Keana menatap beda ditangannya dengan perasaan campur aduk. Ada perasaan bahagia yang membuncah, namun rasa takut dan ragu lebih mendominasi. Fikirannya melayang, membayangkan bahwa sebentar lagi ia resmi menjadi seorang ibu dengan 2 anak. Seharusnya ini adalah berita besar yang penuh dengan kebahagiaan karena sebentar lagi rumah ini akan kembali dipenuhi dengan tangisan bayi.

Namun ia takut, takut dengan semua kemungkinan terburuk yang mungkin saja ternjadi pada keluarganya. Dan jika kemungkinan buruk tersebut benar-benar terjadi, apa yang harus Keana lakukan untuk bayi ini? Pasalnya bayi ini datang di waktu yang tidak tepat. Di saat rumah tangganya sedang diambang kehancuran. Dan Keana pun tidak yakin bisa menyelamatkan keluarganya dari kehancuran atau ikut hancur bersama.

Lalu, dalam konsisi seperti ini apa suaminya akan menerima anak ini dengan suka cita? Atau sebaliknya? Sebagai seorang ibu, tekad Keana sudah bulat. Ia akan mempertahankan anak ini. Apapun yang terjadi.

TOK...TOK...TOK

"Keana."

Keana tersentak kaget ketika mendengar pintu kamar mandi yang diketuk disusul suara yang memanngilnya. Ia membuang test pack bergaris dua itu kedalam tempat sampah dikamar mandi, lalu menutupinya dengan beberapa helai tisu, berharap tidak ada siapapun yang menemukan test pack itu. Keana mengatur ekspresi wajahnya sebelum keluar kamar mandi. Ia membuka pintu dengan perlahan. Netranya bertubrukan dengan manik mata Althafandra, suaminya yang juga sedang menatapnya khawatir. Masih dengan pakaian kerja yang membalut tubuhnya.

Keana hanya tersenyum kikuk.

"Eh, Althaf. Udah pulang?"

Althaf mengangguk pelan, lalu bergeser dari depan pintu kamar mandi, memberi jalan bagi Keana. Matanya memperhatikan keana yang menutup pintu kamar madi dengan cepat lalu berjalan denga kepala yang tertunduk.

'Aneh,' batin Althaf.

"Althaf."

"Keana."

Baik Althaf maupun keana sama-sama berdehem pelan, berusaha menghapuskan kecanggungan diantara mereka yang semakin terasa semakin menjadi. Ini aneh, seharusnya Althaf memeluk Keana saat ini, mengatakan betapa ia merindukan Keana-nya setelah perjalanan bisnis Althaf selama sebulan ini.

Perjalanan bisnis?
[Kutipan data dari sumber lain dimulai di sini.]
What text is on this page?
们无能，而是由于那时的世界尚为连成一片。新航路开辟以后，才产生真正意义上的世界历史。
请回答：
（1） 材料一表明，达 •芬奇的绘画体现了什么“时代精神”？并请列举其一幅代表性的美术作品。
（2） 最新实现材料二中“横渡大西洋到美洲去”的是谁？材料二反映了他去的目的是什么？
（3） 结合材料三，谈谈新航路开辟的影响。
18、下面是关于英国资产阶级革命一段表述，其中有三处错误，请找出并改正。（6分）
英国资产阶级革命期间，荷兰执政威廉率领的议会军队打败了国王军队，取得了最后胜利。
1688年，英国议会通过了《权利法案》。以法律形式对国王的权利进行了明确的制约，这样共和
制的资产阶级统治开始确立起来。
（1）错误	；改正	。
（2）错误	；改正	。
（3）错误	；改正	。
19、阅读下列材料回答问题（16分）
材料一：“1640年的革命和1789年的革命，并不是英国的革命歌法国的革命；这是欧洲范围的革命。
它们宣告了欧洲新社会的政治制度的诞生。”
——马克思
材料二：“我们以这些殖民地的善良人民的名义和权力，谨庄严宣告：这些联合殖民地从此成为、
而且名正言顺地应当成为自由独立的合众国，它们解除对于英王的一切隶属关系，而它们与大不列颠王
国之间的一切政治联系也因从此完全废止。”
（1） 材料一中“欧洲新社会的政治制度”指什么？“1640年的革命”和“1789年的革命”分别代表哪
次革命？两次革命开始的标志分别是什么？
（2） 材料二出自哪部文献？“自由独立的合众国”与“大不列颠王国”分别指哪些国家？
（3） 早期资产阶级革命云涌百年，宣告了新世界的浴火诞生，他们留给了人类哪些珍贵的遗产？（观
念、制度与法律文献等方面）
Mungkin.

"Ladies first"

Althaf menyunggingkan senyumnya yang lagi-lagi dibalas keana dengan senyum kaku. Entah hanya perasaan Althaf saja, atau memang ada yang berbeda dengan Keana.

"Sini jas kamu. Mau aku cuci sekalian," pinta Keana seraya mengadahkan tangan kanannya pada Althaf, meminta Althaf untuk segera menyerahkan jas nya agar ia menjauh dari Althaf walau hanya sebentar.
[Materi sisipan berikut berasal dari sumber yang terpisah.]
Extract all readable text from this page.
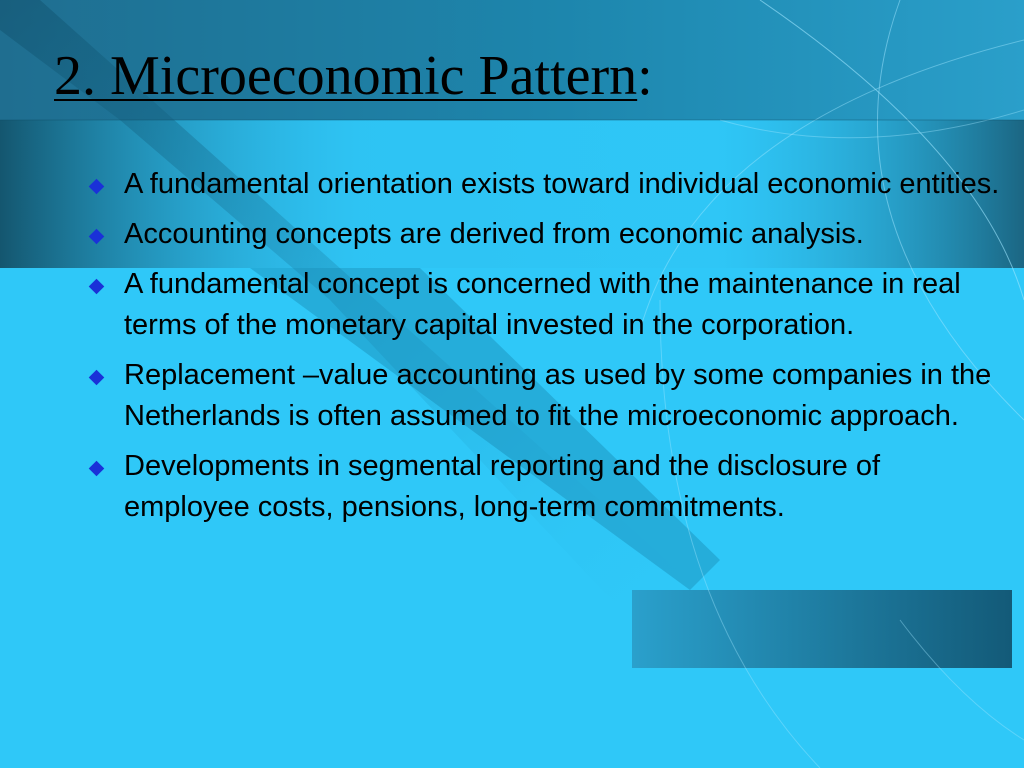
2. Microeconomic Pattern:
A fundamental orientation exists toward individual economic entities.
Accounting concepts are derived from economic analysis.
A fundamental concept is concerned with the maintenance in real terms of the monetary capital invested in the corporation.
Replacement –value accounting as used by some companies in the Netherlands is often assumed to fit the microeconomic approach.
Developments in segmental reporting and the disclosure of employee costs, pensions, long-term commitments.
Alih-alih menyerahkan jasnya, Althaf menarik Keana kedalam pelukannya. Ia memejamkan mata, menghirup aroma vanilla dari tubuh Keana. Aroma favoritnya. Althaf semakin mengeratkan pelukannya ketika berbagai kemungkinan buruk muncul begitu saja dibenaknya. Sungguh ia tidak ingin kehilangan Keana-nya. Tidak untuk saat ini, esok, dan selamanya.

Keana merasakan tubuhnya kaku, tidak sanggup bahkan untuk sekedar membalas pelukan Althaf. Padahal jauh dilubuk hatinya, ia sangat merindukan suaminya. Namun entah kenapa, untuk saat ini hati dan fikirannya sedang tidak sejalan. Hatinya ingin membalas pelukan Althaf dan mengatakan bahwa saat ini Keana tengah mengandung buah hati kedua mereka. Namun, fikiran dan egonya menyuruh keana untuk tetap diam. Diam seperti saat ini.

"Aku minta jas kamu, Althaf. Bukan pelukan."

Namun Althaf malah semakin mengeratkan pelukannya. Mencurahkan semua kerinduannya, dan juga perasaan takut kehilangan yang entah mengapa terasa dekat. Seolah jika Althaf melepaskan pelukan ini, Keana juga akan pergi meninggalkannya.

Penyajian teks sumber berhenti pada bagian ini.